“A leitura do mundo precede a leitura da palavra”. Esse pensamento do nosso grande educador Paulo Freire tem me intrigado esses dias. Busco sua relação com área do conhecimento que dediquei parte da minha, o Direito, e encontro no professor e jurista francês Georges Ripert a síntese profunda da relação da “nossa Lei 12.086” com a realidade das Praças do Distrito Federal: “quando o Direito ignora a realidade, a realidade se vinga ignorando o Direito”.
Sim, a história do FONAP tem muito a ver com a leitura do nosso mundo, nossas experiências, com a força impactante de uma Lei imposta que modificou planejamentos, expectativas, enfim arranhou as emoções de homens que confundem o exercício da profissão com o sentido da sua vida, a sua realidade, o seu sentido de mundo.
Era 2014 e a consternação por uma injustiça trazida pela Lei nº 12.086 instigava alguns homens pela iniciativa necessária de mudar um cenário aterrador do laissez faire laissez passer da história das praças: “sempre fizeram as escolhas por elas”.
Era preciso fazer alguma coisa. A satisfação com o término de processo seletivo para cabos e sargentos não poderia ser compensada com outro processo seletivo limitador da carreira das Praças, inibidor do fluxo promocional de maior amplitude e do olhar num número maior de promoções.
Não é o que as Praças almejam. Como asseverado pelo Senado Federal, pela Advocacia-Geral da União, pela Procuradoria-Geral da República e pela Procuradoria do Distrito Federal, a nossa carreira inicia como soldado e vai até major, e não até subtenente.
Nascia, assim, uma proposta inovadora de mudar a prática da “luta pelos direitos”[1]. Subir no carro de som não combinava com protagonistas mais tímidos na arte de falar para multidões.
A realidade, então, já conhecíamos. A leitura da realidade que as Praças faziam era a de que mais uma vez sucumbir-se-ia toda uma carreira. Era preciso partir para a “palavra” e tentar colocar o Direito a par da realidade.
Era preciso buscar as ferramentas, os instrumentos a serem utilizados no caldo de realidade e Direito. A qualificação da Praça é uma realidade e a Constituição traz mecanismos para potencializar o exercício da cidadania num Estado Democrático de Direitos.
Debruçamos sobre esses mecanismos. Vimos que o objetivo do Estado Brasileiro de construir uma sociedade livre, justa e solidária (art. 3º, inc. I) tinha tudo a ver com nossa causa, afinal temos um pouco da realidade geral no nosso nicho social de “minoria”.

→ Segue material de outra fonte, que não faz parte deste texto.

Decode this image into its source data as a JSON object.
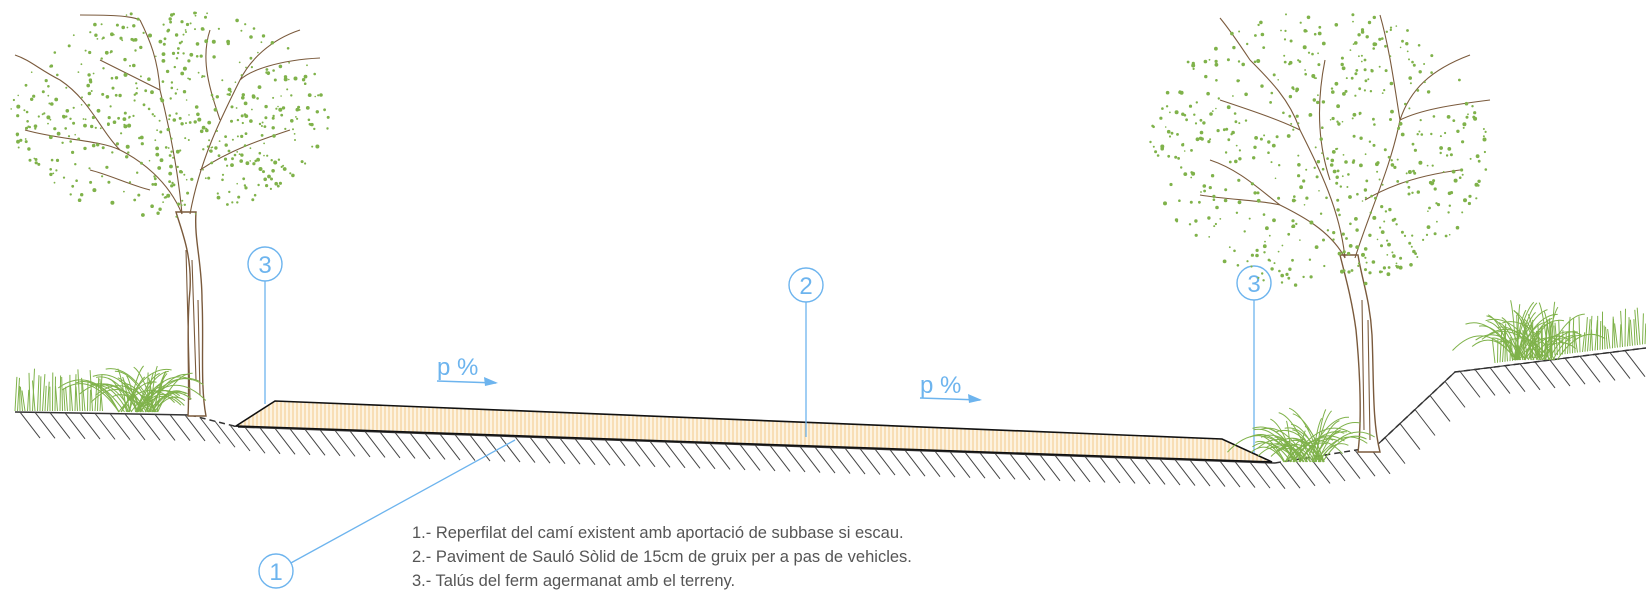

Vimos também que a coluna vertebral da nossa República tem entre os seus esteios a cidadania, a dignidade da pessoa humana. O jogo valores trazidos pela nossa Carta, então, fascinava: temos o Estado e sua soberania (art. 1º, inc. I), mas o ponto central desse Estado é o ser humano (art. 1º, inc. III) que encontra na cidadania (art. 1º, inc. II) a razão necessária para a construção do aparato na defesa dos nossos direitos.
O Estado não é um fim em si mesmo, mas o homem que é o fim em si mesmo, portanto, o fim do Estado é o homem. O que legitima o Estado é o homem. Genial a contribuição de Kant para a história da humanidade.
Uma andorinha só, entretanto, não faz verão e a Carta que traz grandes valores humanos não olvidou dessa máxima. A realidade de que a união de pessoas fortalece a possibilidade de expressão, de ser ouvido pelo Estado, não passou despercebida e um dos estais dos fundamentos da República, a cidadania, ganhou enorme potência com a colocação da associação de pessoas no título dos direitos fundamentais (art. 5º, incs. XVII, XVIII, XIX, XX e XXI).
Pronto, diante da REALIDADE e do DIREITO, criamos o FONAP em 13 de maio de 2015, uma associação que nos seus dois anos de existência já mostrou a capacidade de alinhar o rumo da história das praças ao novo século que se inicia.
[1] As aspas referem-se ao título de livro inspirador do jusfilósofo Von Ihering.